LAS VEGAS - The first rule of political mudslinging is to make sure you hit your target.
Someone should tell the National Republican Congressional Committee.
That's who paid for two 30-second television commercials attacking U.S. Rep. Shelley Berkley, D-Nev., for memos she wrote while working for casino boss Sheldon Adelson.
But the woman featured in black-and-white footage walking down a corridor in the ads isn't Berkley - it's Rep. Anna Eshoo, D-Calif.
''I was absolutely stunned that there was an attack ad against Shelley Berkley in her southern Nevada district, but it carried me,'' Eshoo said.
Berkley is running against GOP state Sen. Jon Porter of Henderson, who she leads by 10 points in the most recent independent poll, conducted by Mason-Dixon Polling & Research Inc. for the Las Vegas Review-Journal and lasvegas.com
Republican officials in Washington, D.C., had the bungled ads pulled quickly when the mistake was pointed out.
TV stations were asked to replace the ad with a similar one without the video footage, Republican committee spokeswoman Merit Babin said.
Babin, whose group produced the ad, said someone accidentally used the wrong footage, which she said looked a lot like Berkley.

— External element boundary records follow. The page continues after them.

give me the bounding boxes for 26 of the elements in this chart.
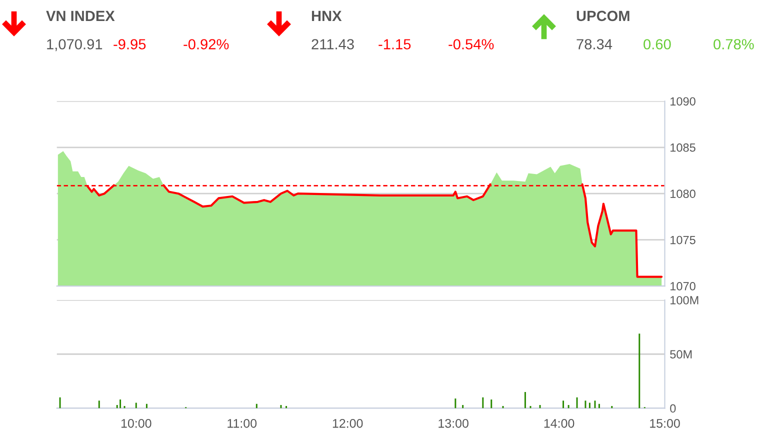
text: -1.15 [378,39,411,50]
text: -0.54% [448,39,494,50]
y-tick-label: 1090 [670,97,696,106]
text: 1,070.91 [47,39,102,52]
x-tick-label: 11:00 [228,418,257,428]
text: 0.60 [644,39,671,50]
text: -0.92% [184,39,229,50]
text: 211.43 [312,39,354,50]
text: 0.78% [714,39,754,50]
y-tick-label: 1080 [670,190,696,198]
x-tick-label: 10:00 [121,418,152,428]
y-tick-label: 0 [670,404,676,413]
x-tick-label: 14:00 [544,418,574,428]
category-label: HNX [312,10,342,21]
y-tick-label: 100M [670,296,698,304]
text: 78.34 [576,39,612,50]
x-tick-label: 15:00 [650,418,680,428]
text: -9.95 [114,39,146,50]
y-tick-label: 1070 [670,282,696,290]
category-label: UPCOM [576,10,630,22]
category-label: VN INDEX [46,10,115,21]
y-tick-label: 1085 [670,143,696,152]
y-tick-label: 1075 [670,236,696,244]
y-tick-label: 50M [670,350,692,359]
x-tick-label: 13:00 [438,418,468,428]
x-tick-label: 12:00 [332,418,363,428]
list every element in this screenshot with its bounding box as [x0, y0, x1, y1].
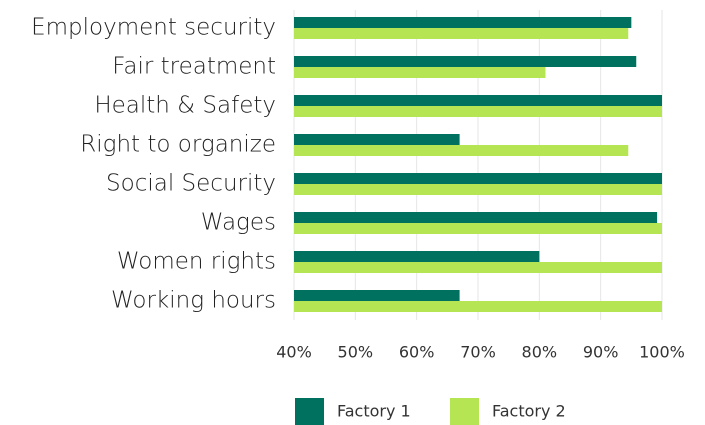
y-tick-label: Right to organize	[80, 132, 276, 158]
y-tick-label: Working hours	[111, 288, 276, 314]
x-tick-label: 90%	[583, 343, 619, 362]
x-tick-label: 40%	[276, 343, 312, 362]
x-tick-label: 70%	[460, 343, 496, 362]
legend-label: Factory 1	[337, 402, 411, 421]
legend-swatch	[450, 398, 479, 425]
bar	[294, 134, 460, 145]
bar	[294, 251, 540, 262]
bar	[294, 262, 662, 273]
bar	[294, 173, 662, 184]
bar	[294, 290, 460, 301]
bar	[294, 56, 637, 67]
bar	[294, 67, 546, 78]
bar	[294, 106, 662, 117]
y-tick-label: Fair treatment	[112, 54, 276, 80]
bar	[294, 95, 662, 106]
bar	[294, 17, 632, 28]
x-tick-label: 50%	[338, 343, 374, 362]
legend-label: Factory 2	[492, 402, 566, 421]
y-tick-label: Health & Safety	[94, 93, 276, 119]
legend-swatch	[295, 398, 324, 425]
bar	[294, 184, 662, 195]
y-tick-label: Wages	[201, 210, 276, 236]
x-tick-label: 60%	[399, 343, 435, 362]
bar	[294, 223, 662, 234]
x-tick-label: 80%	[522, 343, 558, 362]
bar	[294, 145, 629, 156]
bar	[294, 301, 662, 312]
y-tick-label: Employment security	[31, 15, 276, 41]
x-tick-label: 100%	[639, 343, 685, 362]
y-tick-label: Social Security	[106, 171, 276, 197]
y-tick-label: Women rights	[117, 249, 276, 275]
bar	[294, 212, 658, 223]
bar	[294, 28, 629, 39]
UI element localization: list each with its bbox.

''Over $1.5 million from groups outside of Nevada has poured into this state over the past month to try to defeat me,'' Berkley said. ''The NRCC ad is an example of one of the groups levying negative personal attacks against me and they don't even know who I am. If they don't know who I am how could they possibly know the issues important to the voters of Southern Nevada.''
Eshoo said she has written a letter to the Republican committee demanding an apology.
The Republican committee - which serves as a campaign and fund-raising arm of House Republicans - has spent more than $400,000 in southern Nevada to run ads highlighting memos that Berkley wrote urging Adelson to make political contributions to judges in return for favorable treatment.
Porter's campaign manager Josh Griffin said his campaign had nothing to do with the ad.
By law, congressional candidates are not allowed to coordinate with outside groups that produce so-called ''issue ads'' designed to influence elections without specifically asking voters to support a candidate.